Came across this interesting commentary online:
Scraggy residents emerge from waterlogged wood to say strange things, and then return into the rot. Cars drive the wrong way on the Interstate and no one cares. Fires burn, dogs scavenge, and old signs from les bons temps have been replaced with hands-scrawled threats that looters will be shot dead.

David Brooks notes that Katrina was a natural disaster that interrupted a social disaster. It separated tens of thousands of poor people from the run-down, isolated neighborhoods in which they were trapped. It disrupted the patterns that have led one generation to follow another into poverty.

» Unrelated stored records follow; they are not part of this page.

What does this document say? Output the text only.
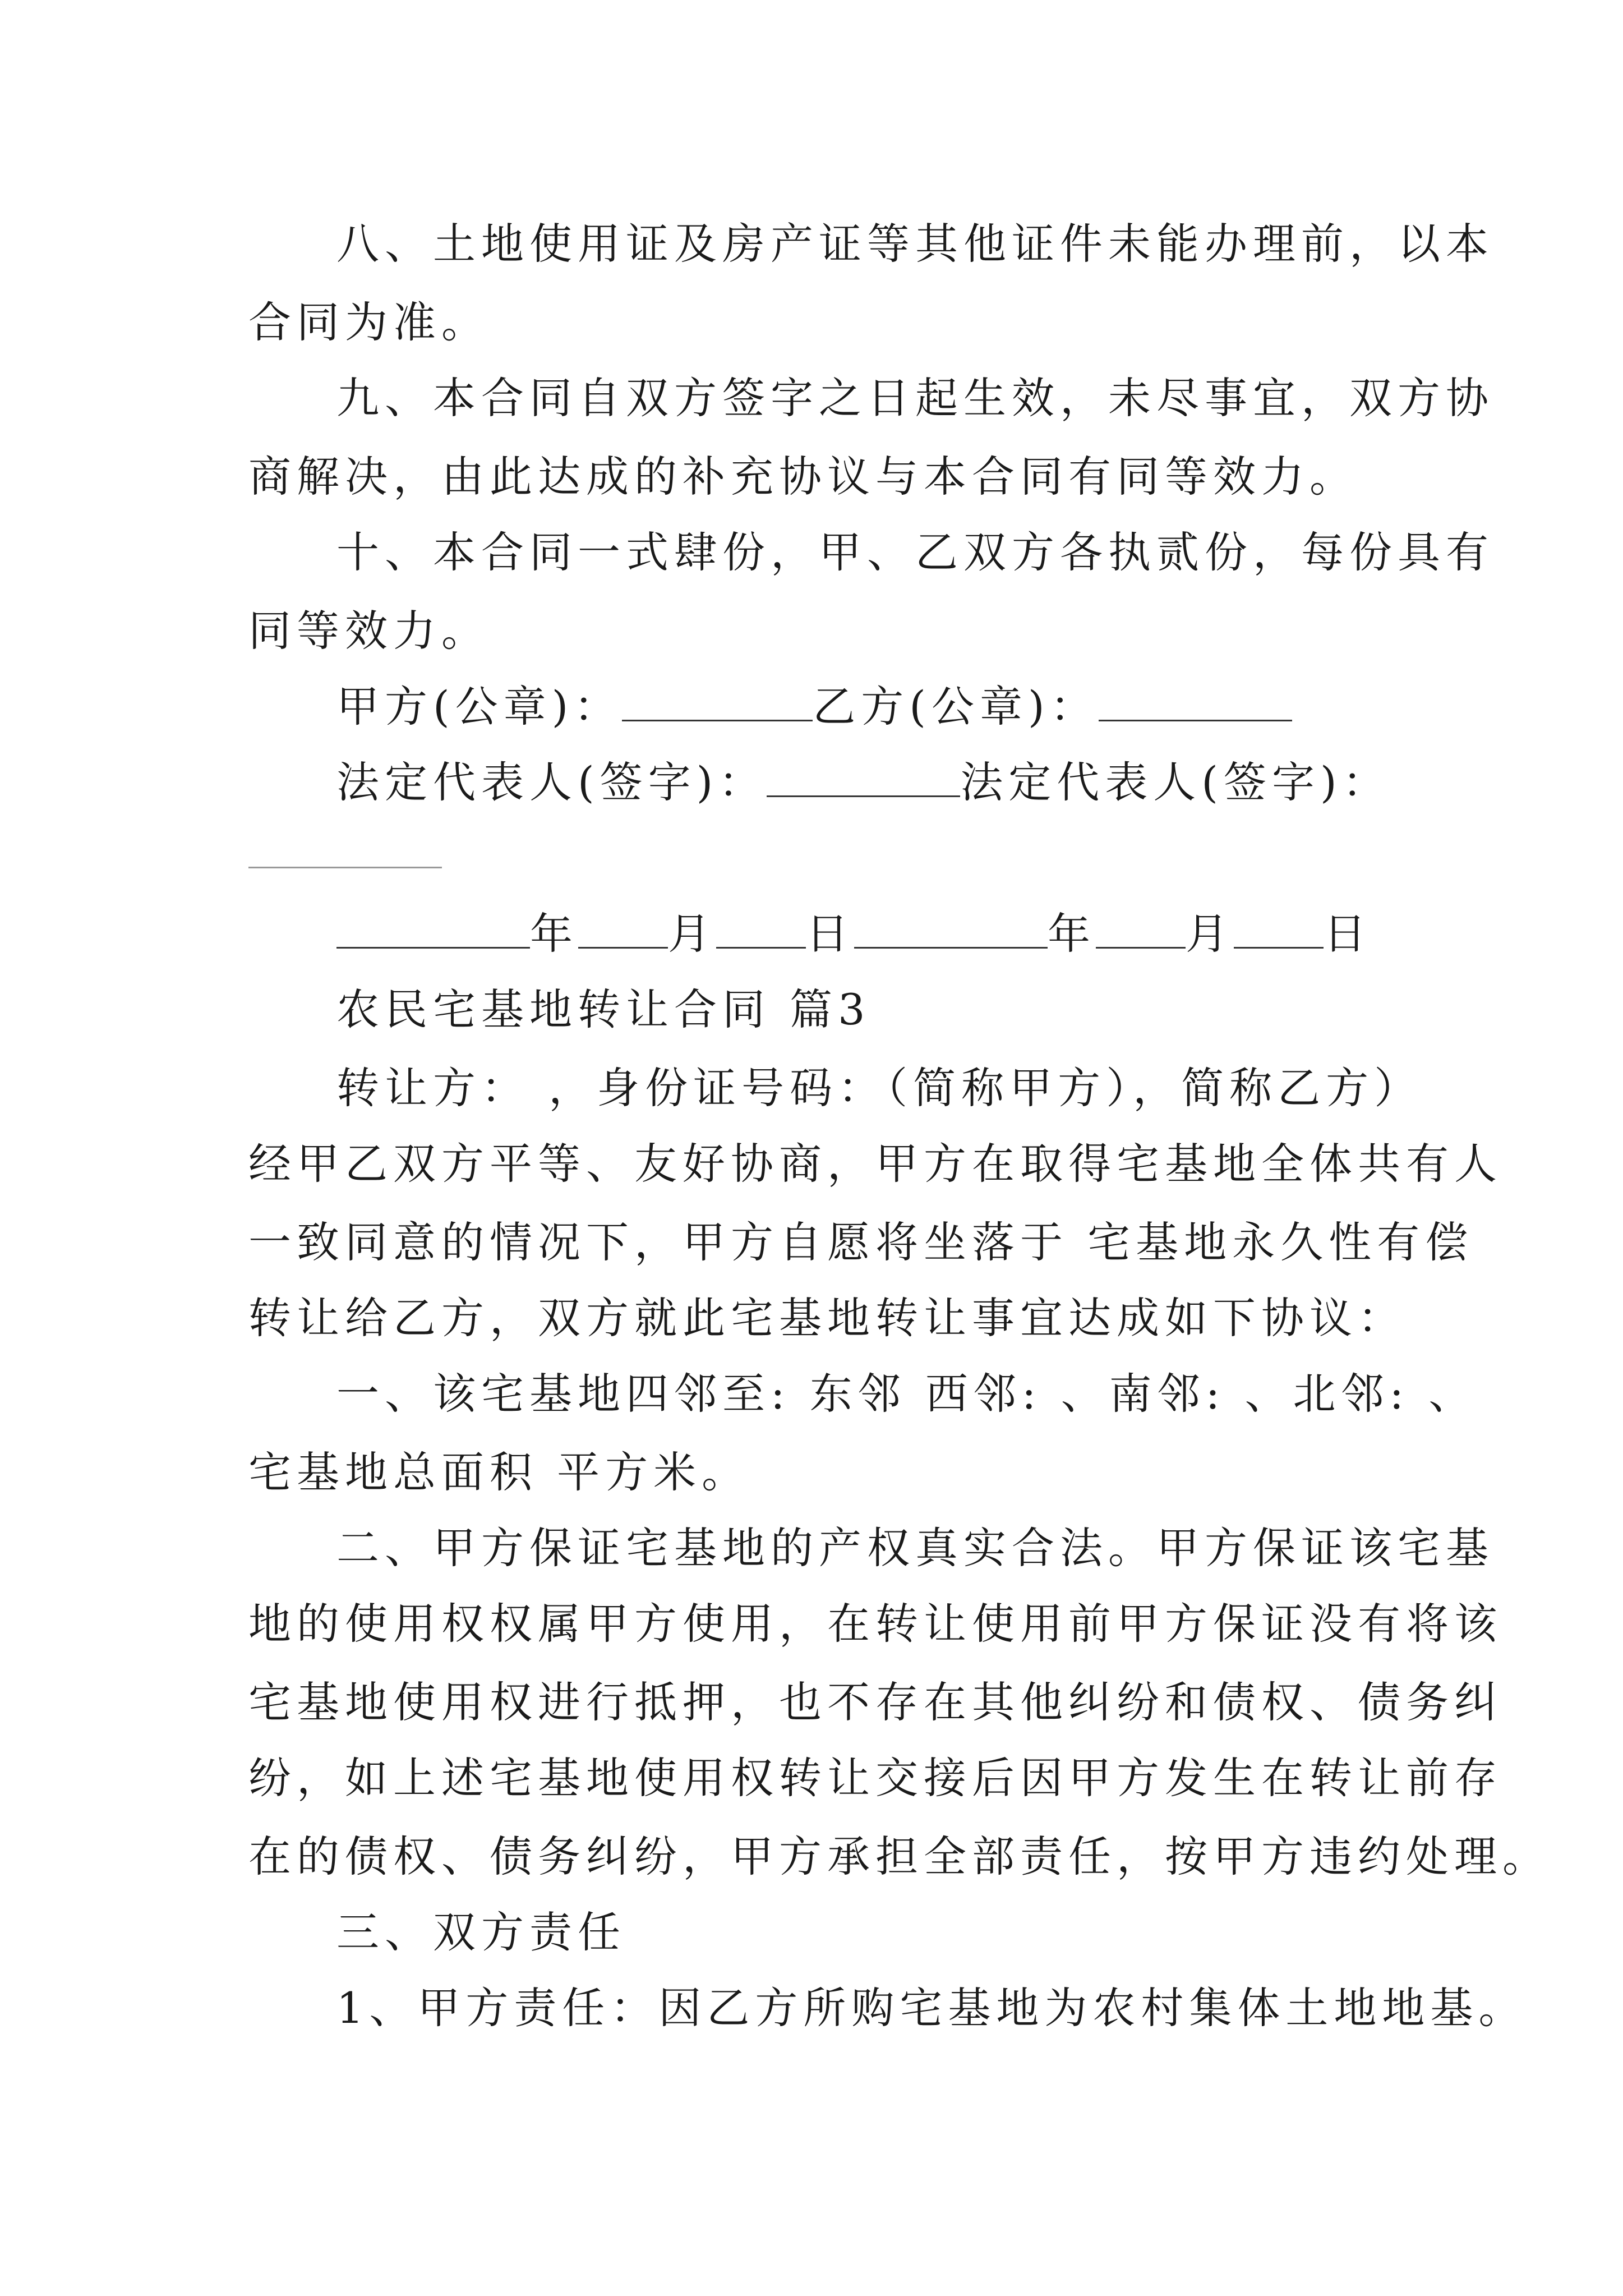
八、土地使用证及房产证等其他证件未能办理前，以本
合同为准。
九、本合同自双方签字之日起生效，未尽事宜，双方协
商解决，由此达成的补充协议与本合同有同等效力。
十、本合同一式肆份，甲、乙双方各执贰份，每份具有
同等效力。
甲方(公章)：	乙方(公章)：
法定代表人(签字)：	法定代表人(签字)：
年 月 日	年 月 日
农民宅基地转让合同 篇3
转让方： ，身份证号码：（简称甲方），简称乙方）
经甲乙双方平等、友好协商，甲方在取得宅基地全体共有人
一致同意的情况下，甲方自愿将坐落于 宅基地永久性有偿
转让给乙方，双方就此宅基地转让事宜达成如下协议：
一、该宅基地四邻至: 东邻 西邻: 、南邻: 、北邻: 、
宅基地总面积 平方米。
二、甲方保证宅基地的产权真实合法。甲方保证该宅基
地的使用权权属甲方使用，在转让使用前甲方保证没有将该
宅基地使用权进行抵押，也不存在其他纠纷和债权、债务纠
纷，如上述宅基地使用权转让交接后因甲方发生在转让前存
在的债权、债务纠纷，甲方承担全部责任，按甲方违约处理。
三、双方责任
1、甲方责任：因乙方所购宅基地为农村集体土地地基。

He points out that, when low-income families are moved into middle-income neighborhoods instead of living only among others in poverty, then the children are much more likely to graduate from high school and attend college, move out of poverty. After awkward adjustment, they are also more likely to learn how to move socially in a professional environment.

So what’s barely getting reported while the hurricane gives us all post-traumatic stress syndrome? Two queer biggies (plus a rumor that FEMA is separating gay couples). First, the California state assembly approved a bill that defines marriage as between “two persons,” effectively legalizing gay marriage, but the governator vetoed the damn thing.

These social conservatives want it both ways! When the courts doesn’t rule in favor of their bias, then they complain that radical judges write law in accordance with their own social agendas and insist that legislators should decide the law, not judges.

Then California legislators recognize discrimination when they see it and expand the definition of marriage to include civil contracts between any two people—a fair-minded definition that addresses the problem of offering benefits to some couples who fall in love while denying them to others and that honors the 14th Amendment —and the governor says he’ll veto the legislation because the courts and the voters should decide.

(Uh, polls indicate that the legislature roughly mirrors popular opinion, Governator.)

Part of why we have a three-tiered government is so that biased voters/the tyranny of the majority does not discriminate against the minority. This is called democracy in action and equal justice for ALL (as opposed to just the Christianist majority).

Today’s New York Times editorial “Where’s the Governator Now?” puts it better:

Mr. Schwarzenegger ... seems to have forgotten that this nation was foudned as a republic, in which the citizens elect legislators to govern on their behalf. Such representative democracy is especially important when it comes to protecting the fundamental rights of minorities, who may face bigoted hostility from some segments of the electorate.

Then there’s the troubling custody battle going on in Virginia and Vermont. Judges in those states disagree about custody rights for a 3-year-old born to a lesbian couple that had a civil union ceremony in Vermont, then broke up after having a child.

The Vermont judge has ruled that the women should “be treated no differently than a husband and wife” and established a visiting schedule, then he held the biological mother in contempt of court when she failed to comply with the schedule. The Virginia judge, meanwhile, ruled that the biological mother has sole right to decide who can see her child and that her former partner has no parentage or visitation rights.

This is a direct conflict between state courts and the case is on its way to the Vermont Supreme Court now, so chances are good this one’s destined for the US Supreme Court.

Finally, here’s a quote from the biological mother that goes a long way toward explaining why she is asking a court to not honor her legal commitment to her wife the way it would honor another married partner’s rights: When I left Janet I left the homosexual lifestyle and drew closer to God.